Research: India top manufacturer for smartphones sold in US
July 29, 2025

Research from Canalys (now part of Omdia) reveals that US smartphone shipments grew by 1 per cent in Q2 2025 as vendors continued to frontload device inventories amid tariff concerns.
The uncertain outcome of negotiations with China has accelerated supply chain reorientation. The share of US smartphone shipments assembled in China shrank from 61 per cent in Q2 2024 to 25 per cent in Q2 2025. Most of this decline has been picked up by India; the total volume of ‘Made-in-India’ smartphones grew 240 per cent year on year and now accounts for 44 per cent of smartphones imported into the US, up from only 13 per cent of smartphone shipments in Q2 2024.
In Q2, iPhone shipments declined by 11 per cent year on year to 13.3 million units, a correction from the 25 per cent growth in Q1 2025. Samsung’s shipments grew 38 per cent year over year to 8.3 million units. Motorola continued its expansion in the US, growing 2 per cent to 3.2 million units. Google and TCL rounded off the top five, with Google growing 13 per cent to 0.8 million while TCL declined 23 per cent, shipping 0.7 million units.

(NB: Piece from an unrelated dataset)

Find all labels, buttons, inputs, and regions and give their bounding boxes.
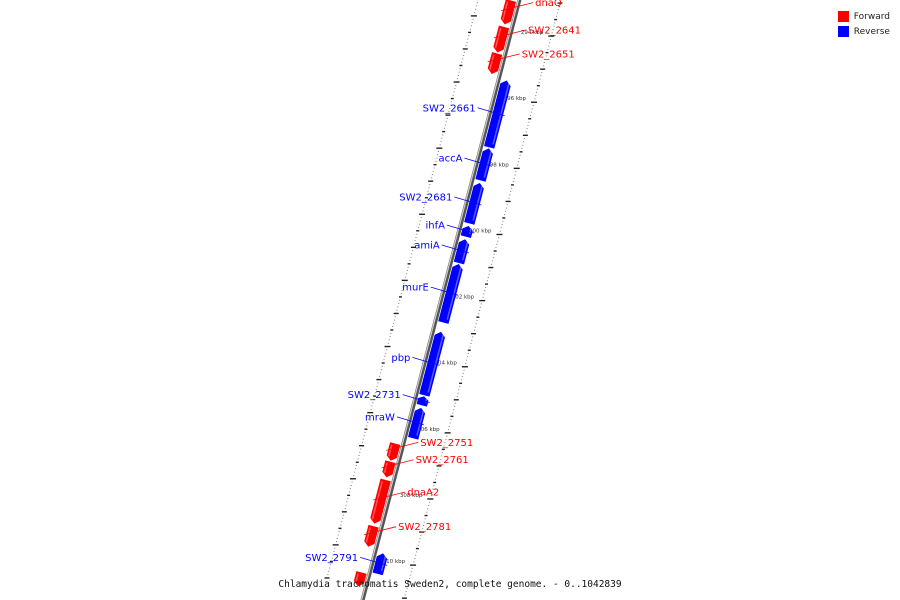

Vendors accelerate manufacturing diversification amid shifting geopolitical landscape
“India became the leading manufacturing hub for smartphones sold in the US for the very first time in Q2 2025, largely driven by Apple’s accelerated supply chain shift to India amid an uncertain trade landscape between the US and China,” said Sanyam Chaurasia, Principal Analyst at Canalys. “Apple has scaled up its production capacity in India over the last several years as a part of its ‘China Plus One’ strategy and has opted to dedicate most of its export capacity in India to supply the US market so far in 2025. Apple has begun manufacturing and assembling Pro models of the iPhone 16 series in India, but is still dependent on established manufacturing bases in China for the scaled supply needed for Pro models in the US. Samsung and Motorola have also increased their share of US-targeted supply from India, although their shifts are significantly slower and smaller in scale than Apple’s. Motorola, similar to Apple, has its core manufacturing hub in China, whereas Samsung relies mainly upon producing its smartphones in Vietnam.”
Vendors frontload shipments to mitigate tariff risk
“Vendors continue to frontload devices and maintain high inventory levels to best cope with the risk of tariffs coming into play later in the year,” said Runar Bjorhovde, Senior Analyst at Canalys. “Apple built up its inventories rapidly toward the end of Q1 and sought to maintain this level in Q2. Samsung scaled up its inventory stock in Q2, boosting its shipments to grow 38 per cent year on year, predominantly driven by Galaxy A-series devices. Yet, the market only grew 1 per cent despite vendors frontloading inventory, indicating tepid demand in an increasingly pressured economic environment and a widening gap between sell-in and sell-through. Even if smartphones remain exempted from tariffs, many other categories are impacted, which might greatly impact consumers’ spending patterns and keep smartphone demand modest in H2.”
Scale-driven polarisation intensifies as challengers struggle to justify US investment
“With the arrival of new requirements to local operations, uncertain tariff policies and pressured demand, it is becoming less attractive for mid-to-small-sized vendors to operate in the US, exemplified by HMD’s announcement to scale back its US operations,” added Bjorhovde. “Successful long-term strategies for smartphone vendors in the US require significant scale, but over 90 per cent of the market is held by the three largest vendors. That leaves a very small opportunity for the remaining vendors, focused on prepaid carrier slots or non-carrier-driven channel strategies. Currently, OnePlus and Nothing are attempting non-carrier-focused strategies, focusing on their direct websites, BestBuy, Walmart and Amazon, but their current scale remains limited, and ambitions are dependent upon scale in other regions. Reducing the large investments required to be included in portfolios or finding new incentives for vendors to build their own brick-and-mortar stores could help improve the market’s attractiveness.”